Nachwuchs für Forschung und Wissenschaft begeistern
Charlotta ist eine von neun Freiwilligen an der Universität Oldenburg. Das Freiwillige Wissenschaftliche Jahr gibt es hier seit 2015. Das Vorbild war die Hochschule Hannover, die so ein Programm schon seit 2011 anbietet, sagt Nadine Brandt, Koordinatorin des FWJs in Oldenburg:
"Also das FWJ ist ein selbstgemachter Begriff. Es gibt das FWJ als solches nicht. Es gibt das FÖJ, das Ökologische Jahr und das FSJ - das ist das soziale Jahr. Wir sind ein Bundesfreiwilligendienst und benennen das einfach Freiwilliges Wissenschaftliches Jahr."
Ähnliche Angebote gibt es außer in Hannover noch in Hamburg und Aachen. Ziel dieses Jahres sei es, Nachwuchs für die Forschung und die Wissenschaft zu begeistern.

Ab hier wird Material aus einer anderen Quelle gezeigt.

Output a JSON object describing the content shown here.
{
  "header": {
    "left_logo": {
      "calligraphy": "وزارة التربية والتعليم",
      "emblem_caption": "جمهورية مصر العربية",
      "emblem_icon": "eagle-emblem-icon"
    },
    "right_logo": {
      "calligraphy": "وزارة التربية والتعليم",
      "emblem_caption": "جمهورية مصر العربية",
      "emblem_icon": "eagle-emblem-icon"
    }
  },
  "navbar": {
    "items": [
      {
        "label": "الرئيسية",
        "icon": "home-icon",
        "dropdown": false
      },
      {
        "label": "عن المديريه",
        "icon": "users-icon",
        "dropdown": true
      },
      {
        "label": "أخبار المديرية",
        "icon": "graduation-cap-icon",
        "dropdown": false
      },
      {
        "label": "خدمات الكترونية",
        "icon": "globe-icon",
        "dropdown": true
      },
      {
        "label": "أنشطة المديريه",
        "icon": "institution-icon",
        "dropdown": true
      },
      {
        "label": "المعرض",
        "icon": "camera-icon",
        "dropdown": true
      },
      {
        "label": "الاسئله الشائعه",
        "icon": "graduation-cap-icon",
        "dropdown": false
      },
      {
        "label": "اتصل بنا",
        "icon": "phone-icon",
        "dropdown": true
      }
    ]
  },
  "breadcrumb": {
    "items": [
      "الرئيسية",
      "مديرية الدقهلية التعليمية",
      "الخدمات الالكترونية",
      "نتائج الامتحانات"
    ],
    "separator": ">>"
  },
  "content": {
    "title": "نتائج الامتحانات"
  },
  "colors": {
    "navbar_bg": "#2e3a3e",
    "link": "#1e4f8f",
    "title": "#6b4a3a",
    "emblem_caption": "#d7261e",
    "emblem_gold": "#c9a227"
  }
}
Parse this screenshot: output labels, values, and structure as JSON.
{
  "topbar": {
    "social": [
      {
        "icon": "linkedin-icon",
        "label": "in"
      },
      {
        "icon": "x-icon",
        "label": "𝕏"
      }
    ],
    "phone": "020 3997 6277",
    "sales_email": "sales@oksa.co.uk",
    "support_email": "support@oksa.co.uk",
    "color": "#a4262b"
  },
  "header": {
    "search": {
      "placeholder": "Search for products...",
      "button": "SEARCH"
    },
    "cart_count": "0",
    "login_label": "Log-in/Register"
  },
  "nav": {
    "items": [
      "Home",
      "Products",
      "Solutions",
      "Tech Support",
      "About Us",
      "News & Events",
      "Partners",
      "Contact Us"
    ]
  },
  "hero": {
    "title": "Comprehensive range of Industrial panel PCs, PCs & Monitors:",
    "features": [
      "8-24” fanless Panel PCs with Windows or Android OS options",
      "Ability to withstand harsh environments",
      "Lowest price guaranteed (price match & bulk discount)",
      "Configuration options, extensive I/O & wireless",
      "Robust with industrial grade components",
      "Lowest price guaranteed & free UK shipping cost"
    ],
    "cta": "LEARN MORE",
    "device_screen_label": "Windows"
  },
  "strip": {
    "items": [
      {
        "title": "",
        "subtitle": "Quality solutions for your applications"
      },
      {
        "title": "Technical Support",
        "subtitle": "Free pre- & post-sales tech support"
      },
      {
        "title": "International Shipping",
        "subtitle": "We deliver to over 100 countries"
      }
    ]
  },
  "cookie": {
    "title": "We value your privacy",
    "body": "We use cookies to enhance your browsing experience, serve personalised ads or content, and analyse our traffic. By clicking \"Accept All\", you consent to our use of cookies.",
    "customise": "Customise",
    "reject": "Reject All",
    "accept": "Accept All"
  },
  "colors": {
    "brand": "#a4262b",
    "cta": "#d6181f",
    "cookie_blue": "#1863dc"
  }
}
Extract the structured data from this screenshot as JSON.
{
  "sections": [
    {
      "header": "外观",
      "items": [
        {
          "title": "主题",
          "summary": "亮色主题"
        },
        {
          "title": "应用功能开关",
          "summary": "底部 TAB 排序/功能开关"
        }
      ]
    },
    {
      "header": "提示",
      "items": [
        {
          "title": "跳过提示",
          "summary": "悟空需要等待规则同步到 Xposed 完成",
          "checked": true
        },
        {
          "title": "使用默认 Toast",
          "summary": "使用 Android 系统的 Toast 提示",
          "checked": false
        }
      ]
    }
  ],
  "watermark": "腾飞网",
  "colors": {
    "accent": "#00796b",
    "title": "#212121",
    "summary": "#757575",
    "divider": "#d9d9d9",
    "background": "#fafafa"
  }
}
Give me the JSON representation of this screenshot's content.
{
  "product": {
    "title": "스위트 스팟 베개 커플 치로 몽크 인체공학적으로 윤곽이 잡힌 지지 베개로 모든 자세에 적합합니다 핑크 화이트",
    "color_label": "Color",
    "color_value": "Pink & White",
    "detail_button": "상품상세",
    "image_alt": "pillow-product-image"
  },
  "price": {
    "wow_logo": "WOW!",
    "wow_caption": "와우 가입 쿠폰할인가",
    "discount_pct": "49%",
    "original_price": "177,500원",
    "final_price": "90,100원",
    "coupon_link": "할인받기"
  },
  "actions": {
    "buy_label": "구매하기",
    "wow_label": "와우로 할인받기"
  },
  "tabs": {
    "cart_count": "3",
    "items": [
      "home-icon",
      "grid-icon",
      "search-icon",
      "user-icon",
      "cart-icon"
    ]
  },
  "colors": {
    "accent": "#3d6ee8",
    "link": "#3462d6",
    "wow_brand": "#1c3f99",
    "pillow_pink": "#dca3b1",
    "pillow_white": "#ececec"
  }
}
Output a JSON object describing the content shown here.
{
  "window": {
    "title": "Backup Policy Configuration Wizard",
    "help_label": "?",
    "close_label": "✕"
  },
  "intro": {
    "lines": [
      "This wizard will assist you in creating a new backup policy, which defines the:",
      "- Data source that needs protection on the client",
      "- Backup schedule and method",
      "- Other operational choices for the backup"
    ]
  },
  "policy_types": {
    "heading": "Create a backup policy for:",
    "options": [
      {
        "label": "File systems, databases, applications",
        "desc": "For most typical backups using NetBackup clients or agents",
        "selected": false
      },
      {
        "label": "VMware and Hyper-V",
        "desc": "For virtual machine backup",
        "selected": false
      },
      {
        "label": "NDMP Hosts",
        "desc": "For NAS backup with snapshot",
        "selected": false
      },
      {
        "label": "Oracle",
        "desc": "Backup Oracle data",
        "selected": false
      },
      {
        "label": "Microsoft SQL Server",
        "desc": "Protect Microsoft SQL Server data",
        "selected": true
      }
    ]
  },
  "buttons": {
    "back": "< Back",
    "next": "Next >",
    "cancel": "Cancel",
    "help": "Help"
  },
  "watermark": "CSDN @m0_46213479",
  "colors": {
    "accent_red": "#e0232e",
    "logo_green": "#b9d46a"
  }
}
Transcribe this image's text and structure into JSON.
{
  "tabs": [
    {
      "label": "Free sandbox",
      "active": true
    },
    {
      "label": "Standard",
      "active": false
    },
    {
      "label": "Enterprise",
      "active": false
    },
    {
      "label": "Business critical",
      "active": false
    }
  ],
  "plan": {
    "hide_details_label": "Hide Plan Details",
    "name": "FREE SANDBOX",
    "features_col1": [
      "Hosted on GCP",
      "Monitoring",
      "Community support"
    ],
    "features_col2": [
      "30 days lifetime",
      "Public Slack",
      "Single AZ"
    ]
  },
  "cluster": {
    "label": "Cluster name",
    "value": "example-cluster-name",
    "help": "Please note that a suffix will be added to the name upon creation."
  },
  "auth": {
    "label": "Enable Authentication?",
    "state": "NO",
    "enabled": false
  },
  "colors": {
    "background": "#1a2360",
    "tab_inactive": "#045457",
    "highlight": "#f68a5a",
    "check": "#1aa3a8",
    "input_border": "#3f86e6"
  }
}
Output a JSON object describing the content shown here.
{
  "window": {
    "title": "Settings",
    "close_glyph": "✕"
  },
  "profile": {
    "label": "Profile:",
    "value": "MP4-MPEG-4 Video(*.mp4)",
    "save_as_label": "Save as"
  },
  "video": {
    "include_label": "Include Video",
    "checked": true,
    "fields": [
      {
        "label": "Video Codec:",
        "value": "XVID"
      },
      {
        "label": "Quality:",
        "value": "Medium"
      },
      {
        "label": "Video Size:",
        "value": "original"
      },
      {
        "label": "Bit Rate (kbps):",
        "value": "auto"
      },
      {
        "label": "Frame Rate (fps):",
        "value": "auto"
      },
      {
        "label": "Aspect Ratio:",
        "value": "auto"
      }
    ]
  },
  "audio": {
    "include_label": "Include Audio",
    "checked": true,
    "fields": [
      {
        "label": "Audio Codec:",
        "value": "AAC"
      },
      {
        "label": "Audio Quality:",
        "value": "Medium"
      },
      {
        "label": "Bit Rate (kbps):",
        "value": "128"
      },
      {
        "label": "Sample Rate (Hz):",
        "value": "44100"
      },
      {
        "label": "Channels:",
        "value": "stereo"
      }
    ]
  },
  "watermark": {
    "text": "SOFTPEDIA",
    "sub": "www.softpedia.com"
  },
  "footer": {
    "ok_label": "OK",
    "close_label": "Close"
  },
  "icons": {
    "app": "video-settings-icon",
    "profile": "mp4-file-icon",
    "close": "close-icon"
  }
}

Charlotta steht vor einer zimmergroßen Holzbox. Hier können die Senioren selbstständig ihre Fitness testen. Dafür müssen sie in bestimmt Zeitabständen von einem Stuhl aufstehen und ein paar Meter hin und her gehen. Anleitung gibt ein kleines Tablet, aber ganz ohne persönliche Betreuung geht es nicht. Charlotta übernimmt die Aufgabe. Nach dem Abi wollte sie nicht sofort anfangen zu studieren und ist für das FWJ von München nach Oldenburg gezogen:
"Viele von meinen Freundinnen haben jetzt auch ein Jahr gar nichts gemacht, oder sind gereist. Ich wollte gern was machen, was für mich auch einen Mehrwert hat. Und ich hab mich in der Schule immer schon für Naturwissenschaften interessiert und wollte auch danach etwas naturwissenschaftliches studieren, war mir aber noch nicht genau sicher, in welche Richtung es gehen sollte. Da fand ich es einfach super, dass man in diesen wissenschaftlichen Alltag reingucken kann."
"Erwartungen übertroffen"
Vorher habe sie sich nicht richtig vorstellen können, was alles zu wissenschaftlicher Arbeit dazugehört. Bereut hat sie diese Entscheidung nicht:
"Also bis jetzt haben sich meine Erwartungen auf jeden Fall übertroffen, weil ich mir am Anfang nur schwer vorstellen konnte, was ich konkret mache. Aber ich war darum auch total offen für alles. Auch die Arbeit mit den Probanden hier macht mir sehr viel Spaß. Man hilft wirklich auch mit, die Arbeit zu leisten, die Studien auszuwerten."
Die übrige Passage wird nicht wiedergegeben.